Este é o aspecto que eu achei mais interessante sobre o cordel, pois na Argentina (não
sei se é o mesmo no Brasil), a palavra quilombo está associada à desordem e ao caos, e
embora o termo tenha sido problematizado, a origem do quilombo foi perdida como
uma organização de negros escravizados que resistiam à opressão. A história do
Quariteré mostra, ao contrário, uma complexa organização social que também estava
assentada sobre as bases de uma comunidade e existia como um poder paralelo ao da
maquinaria do sistema escravista no Brasil. Considero também muito interessante a
reflexão pedagógica sobre o discurso da submissão das pessoas escravizadas e a
contraproposta de um discurso alternativo através de uma literatura que aspira a ser
popular. É escrito em versos do romance, uma forma que favorece a leitura ágil e
musical do poema e que é característica da literatura oral popular.

O cordel também narra que, em 1770, o quilombo de Quariteré foi atacado por Luis
Pinto de Sousa Coutinho, governador da Capitania de Mato Grosso. As forças da
Capitania destruíram o quilombo, matando e aprisionando muitos de seus habitantes.
Encarnada com a figura de Tereza, foi encarcerada e depois decapitada. Sua cabeça foi
exposta num poste, "para mostrar a maldade desses vermes / que o racismo enriqueceu".
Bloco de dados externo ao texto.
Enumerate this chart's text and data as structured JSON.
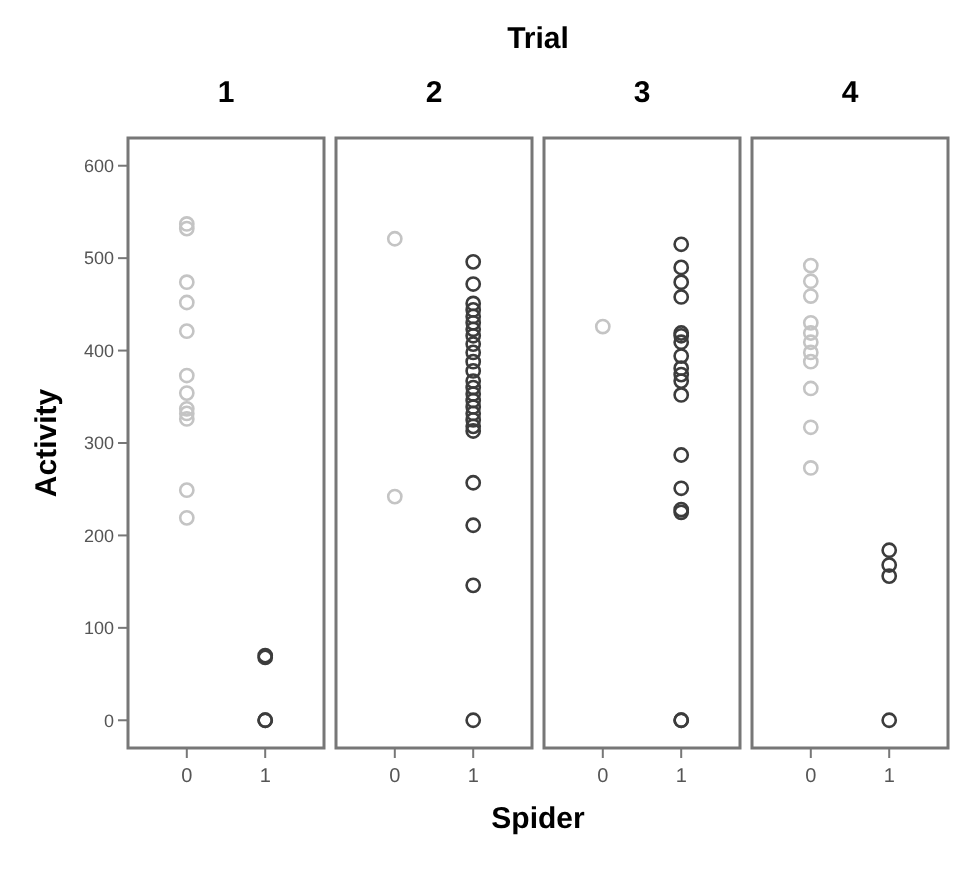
{
  "chart_data": [
    {
      "type": "scatter",
      "title": "1",
      "ylabel": "Activity",
      "categories": [
        "0",
        "1"
      ],
      "ylim": [
        -30,
        630
      ],
      "yticks": [
        0,
        100,
        200,
        300,
        400,
        500,
        600
      ],
      "marker": "circle",
      "grid": false,
      "series": [
        {
          "color": "#c4c4c4",
          "x": [
            "0",
            "0",
            "0",
            "0",
            "0",
            "0",
            "0",
            "0",
            "0",
            "0",
            "0",
            "0"
          ],
          "values": [
            537,
            532,
            474,
            452,
            421,
            373,
            354,
            337,
            332,
            326,
            249,
            219
          ]
        },
        {
          "color": "#3c3c3c",
          "x": [
            "1",
            "1",
            "1",
            "1"
          ],
          "values": [
            70,
            68,
            0,
            0
          ]
        }
      ]
    },
    {
      "type": "scatter",
      "title": "2",
      "xlabel": "Spider",
      "annotations": [
        "Trial"
      ],
      "categories": [
        "0",
        "1"
      ],
      "ylim": [
        -30,
        630
      ],
      "tick_labels": "x",
      "marker": "circle",
      "grid": false,
      "series": [
        {
          "color": "#c4c4c4",
          "x": [
            "0",
            "0"
          ],
          "values": [
            521,
            242
          ]
        },
        {
          "color": "#3c3c3c",
          "x": [
            "1",
            "1",
            "1",
            "1",
            "1",
            "1",
            "1",
            "1",
            "1",
            "1",
            "1",
            "1",
            "1",
            "1",
            "1",
            "1",
            "1",
            "1",
            "1",
            "1",
            "1",
            "1",
            "1",
            "1",
            "1"
          ],
          "values": [
            496,
            472,
            451,
            444,
            437,
            430,
            423,
            416,
            407,
            398,
            388,
            378,
            367,
            360,
            353,
            346,
            339,
            332,
            325,
            318,
            313,
            257,
            211,
            146,
            0
          ]
        }
      ]
    },
    {
      "type": "scatter",
      "title": "3",
      "categories": [
        "0",
        "1"
      ],
      "ylim": [
        -30,
        630
      ],
      "tick_labels": "x",
      "marker": "circle",
      "grid": false,
      "series": [
        {
          "color": "#c4c4c4",
          "x": [
            "0"
          ],
          "values": [
            426
          ]
        },
        {
          "color": "#3c3c3c",
          "x": [
            "1",
            "1",
            "1",
            "1",
            "1",
            "1",
            "1",
            "1",
            "1",
            "1",
            "1",
            "1",
            "1",
            "1",
            "1",
            "1",
            "1",
            "1"
          ],
          "values": [
            515,
            490,
            474,
            458,
            419,
            416,
            409,
            394,
            381,
            374,
            367,
            352,
            287,
            251,
            228,
            225,
            0,
            0
          ]
        }
      ]
    },
    {
      "type": "scatter",
      "title": "4",
      "categories": [
        "0",
        "1"
      ],
      "ylim": [
        -30,
        630
      ],
      "tick_labels": "x",
      "marker": "circle",
      "grid": false,
      "series": [
        {
          "color": "#c4c4c4",
          "x": [
            "0",
            "0",
            "0",
            "0",
            "0",
            "0",
            "0",
            "0",
            "0",
            "0",
            "0"
          ],
          "values": [
            492,
            475,
            459,
            430,
            419,
            409,
            398,
            388,
            359,
            317,
            273
          ]
        },
        {
          "color": "#3c3c3c",
          "x": [
            "1",
            "1",
            "1",
            "1"
          ],
          "values": [
            184,
            168,
            156,
            0
          ]
        }
      ]
    }
  ]
}
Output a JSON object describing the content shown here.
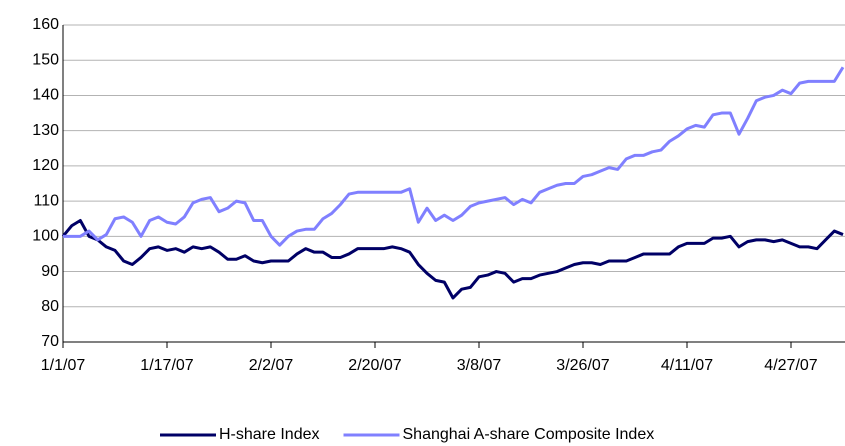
{
  "chart_data": {
    "type": "line",
    "categories": [
      "1/1/07",
      null,
      null,
      null,
      null,
      null,
      null,
      null,
      null,
      null,
      null,
      null,
      "1/17/07",
      null,
      null,
      null,
      null,
      null,
      null,
      null,
      null,
      null,
      null,
      null,
      "2/2/07",
      null,
      null,
      null,
      null,
      null,
      null,
      null,
      null,
      null,
      null,
      null,
      "2/20/07",
      null,
      null,
      null,
      null,
      null,
      null,
      null,
      null,
      null,
      null,
      null,
      "3/8/07",
      null,
      null,
      null,
      null,
      null,
      null,
      null,
      null,
      null,
      null,
      null,
      "3/26/07",
      null,
      null,
      null,
      null,
      null,
      null,
      null,
      null,
      null,
      null,
      null,
      "4/11/07",
      null,
      null,
      null,
      null,
      null,
      null,
      null,
      null,
      null,
      null,
      null,
      "4/27/07",
      null,
      null,
      null,
      null,
      null,
      null
    ],
    "series": [
      {
        "name": "H-share Index",
        "color": "#000066",
        "values": [
          100,
          103,
          104.5,
          100,
          99,
          97,
          96,
          93,
          92,
          94,
          96.5,
          97,
          96,
          96.5,
          95.5,
          97,
          96.5,
          97,
          95.5,
          93.5,
          93.5,
          94.5,
          93,
          92.5,
          93,
          93,
          93,
          95,
          96.5,
          95.5,
          95.5,
          94,
          94,
          95,
          96.5,
          96.5,
          96.5,
          96.5,
          97,
          96.5,
          95.5,
          92,
          89.5,
          87.5,
          87,
          82.5,
          85,
          85.5,
          88.5,
          89,
          90,
          89.5,
          87,
          88,
          88,
          89,
          89.5,
          90,
          91,
          92,
          92.5,
          92.5,
          92,
          93,
          93,
          93,
          94,
          95,
          95,
          95,
          95,
          97,
          98,
          98,
          98,
          99.5,
          99.5,
          100,
          97,
          98.5,
          99,
          99,
          98.5,
          99,
          98,
          97,
          97,
          96.5,
          99,
          101.5,
          100.5
        ]
      },
      {
        "name": "Shanghai A-share Composite Index",
        "color": "#8080ff",
        "values": [
          100,
          100,
          100,
          101.5,
          99,
          100.5,
          105,
          105.5,
          104,
          100,
          104.5,
          105.5,
          104,
          103.5,
          105.5,
          109.5,
          110.5,
          111,
          107,
          108,
          110,
          109.5,
          104.5,
          104.5,
          100,
          97.5,
          100,
          101.5,
          102,
          102,
          105,
          106.5,
          109,
          112,
          112.5,
          112.5,
          112.5,
          112.5,
          112.5,
          112.5,
          113.5,
          104,
          108,
          104.5,
          106,
          104.5,
          106,
          108.5,
          109.5,
          110,
          110.5,
          111,
          109,
          110.5,
          109.5,
          112.5,
          113.5,
          114.5,
          115,
          115,
          117,
          117.5,
          118.5,
          119.5,
          119,
          122,
          123,
          123,
          124,
          124.5,
          127,
          128.5,
          130.5,
          131.5,
          131,
          134.5,
          135,
          135,
          129,
          133.5,
          138.5,
          139.5,
          140,
          141.5,
          140.5,
          143.5,
          144,
          144,
          144,
          144,
          148
        ]
      }
    ],
    "ylim": [
      70,
      160
    ],
    "yticks": [
      70,
      80,
      90,
      100,
      110,
      120,
      130,
      140,
      150,
      160
    ],
    "grid": true,
    "legend": "bottom"
  }
}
A exposição da cabeça de Tereza lembrou me que na rebelião de Espartaco o Império
Romano crucificou centenas de escravos na Via Ápia, tanto para mostrar a crueldade
com que eles extinguiram as guerras civis como para agir como um dissuasor para as
centenas de escravos que viajavam todos os dias pela Via Ápia servindo aos poderosos
de Roma. É notável a vontade de exhibir os corpos como um troféu de vitória e, ao
mesmo tempo, como um sinal de que aqueles que se levantam contra a subjugação serão
punidos; ela mostra como a maquinaria da escravidão precisaba operar sobre os corpos
e mostrar uma subjugação que era ainda pior se a tentativa de buscar a liberdade fosse
feita.

A morte de Tereza de Benguela aconteceu no dia 25 de julho e por isso o dia foi
instituído em 1992, na República Dominicana, como o dia da mulher afro-latino-
americana e caribenha. No entanto, não foi até 2014 que o Brasil declarou 25 de julho
como o Dia Internacional de Benguela Tereza e da Mulher Negra. Fiquei muito
surprendida por ter sido há apenas 5 anhos que o Brasil deu esse reconhecimento a
Tereza de Benguela, embora eu imaginasse que tivesse a ver com o discurso da
democracia racial no Brasil. Arraes, no final do poema, afirma que ela escreve esta
corda por três razões: porque ela também é uma mulher negra e quer deixar o registro
do legado de Tereza; para que fatos importantes não sejam mais esquecidos e o racismo
não seja mais escondido; e para que os negros tenham fortalecido os exemplos pelos
quais lutar. Reafirma, mais uma vez, a intenção pedagógica e política do cordel, e sua
disposição de popularizar issa história.